Gold closed to a new seven-week high on Thursday following a weakened U.S. dollar, a rise in jobless claims and an increase in producer prices. In other metals, silver climbed while platinum fell. Crude-oil future and U.S. stocks ended on high notes.
In New York trading futures for bullion:
Silver for July delivery gained 2 cents, or 0.1 percent, to $14.04 an ounce.
Gold for June climbed $2.50, or 0.3 percent, to $928.40 an ounce. A level not seen since March 26.
- July platinum declined $5.70, or 0.5 percent, to $1,123.20 an ounce.
"Gold’s a safety mechanism and it’s also an anti-inflation mechanism, so you get two for the price of one," Joseph Saluzzi, co-head of equity trading at Themis Trading LLC, said in a Bloomberg Television interview. Gold has "another 10 percent upside before some profit taking kicks in."
In spot bullion, the benchmark London gold fix price gained $1.25 to $925.25 an ounce. Silver fell 30 cents to $13.84 an ounce. Platinum was fixed $15.00 lower to $1,106.00.
Gold, considered a hedge during times of high inflation and economic uncertainty, tends to follow oil and move opposite to the U.S. dollar. A rising greenback makes dollar-denominated commodities, like bullion, more expensive for holders of other world currencies.
Oil and gasoline prices
On Thursday, oil regained over 70 percent of Wednesday’s loses. Crude-oil for June delivery closed to $58.62 a barrel, rising 60 cents or 1.0 percent.

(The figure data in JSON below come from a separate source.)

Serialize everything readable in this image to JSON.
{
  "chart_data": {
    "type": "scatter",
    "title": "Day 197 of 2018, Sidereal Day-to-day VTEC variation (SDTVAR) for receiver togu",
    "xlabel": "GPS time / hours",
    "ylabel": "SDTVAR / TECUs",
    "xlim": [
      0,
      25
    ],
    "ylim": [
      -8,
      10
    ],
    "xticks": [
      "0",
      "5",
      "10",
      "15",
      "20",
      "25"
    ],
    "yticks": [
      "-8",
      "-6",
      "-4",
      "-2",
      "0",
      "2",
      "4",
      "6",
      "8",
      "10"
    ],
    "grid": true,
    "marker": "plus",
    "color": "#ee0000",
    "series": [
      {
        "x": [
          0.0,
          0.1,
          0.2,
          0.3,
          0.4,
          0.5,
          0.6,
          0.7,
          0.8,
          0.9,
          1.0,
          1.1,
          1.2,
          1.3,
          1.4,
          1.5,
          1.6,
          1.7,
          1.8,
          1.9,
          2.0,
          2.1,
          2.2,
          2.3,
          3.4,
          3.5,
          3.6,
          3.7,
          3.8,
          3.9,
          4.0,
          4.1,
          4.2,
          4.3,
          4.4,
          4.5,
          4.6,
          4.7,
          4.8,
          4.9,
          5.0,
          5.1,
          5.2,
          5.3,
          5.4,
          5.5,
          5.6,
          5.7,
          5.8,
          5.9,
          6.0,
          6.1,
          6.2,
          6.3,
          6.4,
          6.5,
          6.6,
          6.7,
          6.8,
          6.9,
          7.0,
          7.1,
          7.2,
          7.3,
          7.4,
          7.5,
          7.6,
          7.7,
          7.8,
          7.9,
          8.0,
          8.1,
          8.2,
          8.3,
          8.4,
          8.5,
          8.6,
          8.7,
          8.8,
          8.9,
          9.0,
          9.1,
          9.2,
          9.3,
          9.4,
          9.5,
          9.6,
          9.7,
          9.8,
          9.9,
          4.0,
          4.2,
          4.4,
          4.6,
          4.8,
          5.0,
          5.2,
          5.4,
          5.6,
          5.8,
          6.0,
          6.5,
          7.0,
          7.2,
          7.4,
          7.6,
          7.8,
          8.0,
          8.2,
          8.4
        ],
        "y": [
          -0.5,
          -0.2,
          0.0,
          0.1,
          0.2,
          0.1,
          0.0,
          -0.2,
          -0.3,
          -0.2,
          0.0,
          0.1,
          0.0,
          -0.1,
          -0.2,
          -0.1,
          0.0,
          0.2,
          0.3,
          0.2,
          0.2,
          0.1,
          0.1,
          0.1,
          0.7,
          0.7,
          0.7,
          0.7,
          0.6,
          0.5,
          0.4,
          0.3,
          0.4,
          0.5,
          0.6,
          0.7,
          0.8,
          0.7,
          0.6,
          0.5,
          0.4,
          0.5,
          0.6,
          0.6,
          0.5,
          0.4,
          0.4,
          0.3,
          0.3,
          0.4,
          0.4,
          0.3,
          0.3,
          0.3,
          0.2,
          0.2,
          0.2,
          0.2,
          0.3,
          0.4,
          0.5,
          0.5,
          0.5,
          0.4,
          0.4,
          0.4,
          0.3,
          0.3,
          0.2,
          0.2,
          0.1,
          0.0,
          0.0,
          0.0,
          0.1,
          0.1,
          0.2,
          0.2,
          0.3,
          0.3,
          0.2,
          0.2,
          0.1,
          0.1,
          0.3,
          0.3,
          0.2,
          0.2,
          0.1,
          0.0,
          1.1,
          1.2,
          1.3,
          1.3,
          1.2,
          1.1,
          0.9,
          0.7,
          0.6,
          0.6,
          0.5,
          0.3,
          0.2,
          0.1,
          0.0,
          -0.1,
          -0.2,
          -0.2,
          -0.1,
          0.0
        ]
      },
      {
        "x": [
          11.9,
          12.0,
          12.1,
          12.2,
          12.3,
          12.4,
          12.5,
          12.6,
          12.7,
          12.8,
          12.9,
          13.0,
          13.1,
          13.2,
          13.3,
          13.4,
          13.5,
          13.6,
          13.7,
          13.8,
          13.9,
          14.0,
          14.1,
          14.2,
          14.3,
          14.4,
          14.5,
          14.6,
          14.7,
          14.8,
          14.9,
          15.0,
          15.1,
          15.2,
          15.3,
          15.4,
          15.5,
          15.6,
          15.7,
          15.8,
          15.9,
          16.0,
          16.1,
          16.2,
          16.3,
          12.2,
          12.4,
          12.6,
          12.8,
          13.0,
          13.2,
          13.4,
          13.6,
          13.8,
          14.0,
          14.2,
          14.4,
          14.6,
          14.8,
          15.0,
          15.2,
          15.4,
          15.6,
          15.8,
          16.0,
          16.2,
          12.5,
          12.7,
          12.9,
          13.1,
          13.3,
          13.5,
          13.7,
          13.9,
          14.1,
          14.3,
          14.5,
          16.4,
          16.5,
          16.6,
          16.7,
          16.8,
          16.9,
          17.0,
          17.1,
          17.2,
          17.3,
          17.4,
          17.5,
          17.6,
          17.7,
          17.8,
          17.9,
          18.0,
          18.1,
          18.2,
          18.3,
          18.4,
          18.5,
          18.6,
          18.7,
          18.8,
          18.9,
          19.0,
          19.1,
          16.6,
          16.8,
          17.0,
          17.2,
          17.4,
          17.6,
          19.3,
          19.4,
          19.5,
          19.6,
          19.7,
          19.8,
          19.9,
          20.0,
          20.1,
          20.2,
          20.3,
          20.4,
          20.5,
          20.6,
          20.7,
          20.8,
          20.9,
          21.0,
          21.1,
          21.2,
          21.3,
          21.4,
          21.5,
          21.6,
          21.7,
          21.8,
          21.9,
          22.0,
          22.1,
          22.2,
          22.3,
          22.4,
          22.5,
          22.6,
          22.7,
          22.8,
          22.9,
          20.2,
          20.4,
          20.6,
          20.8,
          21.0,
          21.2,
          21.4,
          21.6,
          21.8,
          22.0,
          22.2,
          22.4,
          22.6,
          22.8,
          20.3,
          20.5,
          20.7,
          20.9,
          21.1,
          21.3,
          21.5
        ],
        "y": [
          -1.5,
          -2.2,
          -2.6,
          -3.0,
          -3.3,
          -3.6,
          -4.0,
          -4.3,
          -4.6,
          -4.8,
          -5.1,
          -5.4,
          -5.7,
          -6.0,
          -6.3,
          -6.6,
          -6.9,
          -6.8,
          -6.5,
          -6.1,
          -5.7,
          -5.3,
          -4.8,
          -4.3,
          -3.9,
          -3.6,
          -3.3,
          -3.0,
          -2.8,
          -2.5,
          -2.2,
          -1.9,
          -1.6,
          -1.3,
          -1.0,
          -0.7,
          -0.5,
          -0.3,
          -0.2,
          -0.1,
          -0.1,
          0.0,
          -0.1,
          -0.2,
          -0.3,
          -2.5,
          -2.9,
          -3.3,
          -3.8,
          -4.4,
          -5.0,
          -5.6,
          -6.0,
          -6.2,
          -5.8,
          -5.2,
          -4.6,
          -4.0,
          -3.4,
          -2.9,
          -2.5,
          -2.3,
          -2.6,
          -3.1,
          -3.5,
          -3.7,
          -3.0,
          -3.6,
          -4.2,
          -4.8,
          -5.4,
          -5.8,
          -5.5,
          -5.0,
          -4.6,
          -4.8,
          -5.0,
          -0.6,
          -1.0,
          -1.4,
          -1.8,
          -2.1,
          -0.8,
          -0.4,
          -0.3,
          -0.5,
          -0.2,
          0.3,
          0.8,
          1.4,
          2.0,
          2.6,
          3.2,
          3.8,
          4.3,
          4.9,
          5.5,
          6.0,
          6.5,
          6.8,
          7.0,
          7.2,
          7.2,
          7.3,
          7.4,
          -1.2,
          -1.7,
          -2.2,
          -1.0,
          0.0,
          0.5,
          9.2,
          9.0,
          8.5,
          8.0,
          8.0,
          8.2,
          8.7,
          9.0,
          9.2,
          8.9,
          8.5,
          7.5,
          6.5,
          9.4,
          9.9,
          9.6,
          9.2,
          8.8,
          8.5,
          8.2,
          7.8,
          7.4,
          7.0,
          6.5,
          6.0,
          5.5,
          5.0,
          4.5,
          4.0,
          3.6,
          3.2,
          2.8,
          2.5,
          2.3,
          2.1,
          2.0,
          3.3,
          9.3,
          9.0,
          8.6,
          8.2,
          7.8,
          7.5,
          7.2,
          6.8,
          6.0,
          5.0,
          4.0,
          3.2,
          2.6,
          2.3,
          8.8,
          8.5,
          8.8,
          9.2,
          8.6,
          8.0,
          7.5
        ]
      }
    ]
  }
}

According to AAA, the average price for unleaded gasoline climbed another 1.4 cents to $2.281 a gallon. The price is 14 cents higher than a week ago.
After multiple days of losses, U.S. stocks climbed on Thursday. The Dow Jones industrial average gained 46.43 points, or 0.56 percent, to 8,331.32. The S&P 500 Index rose 9.15 points, or 1.04 percent, to 893.07. The Nasdaq Composite Index added 25.02 points, or 1.50 percent, to 1,689.21.
In other economic news, the Labor Department reported that the Producer Price Index (PPI) fell 3.7% in the past year, the biggest year-over-year decline since January 1950. The PPI measures prices at the factory door and inflation pressures before they reach the consumer. It also said the number of U.S. workers collecting unemployment insurance jumped 3.2 percent in the week ending May 2 — the 15th consecutive weekly increase.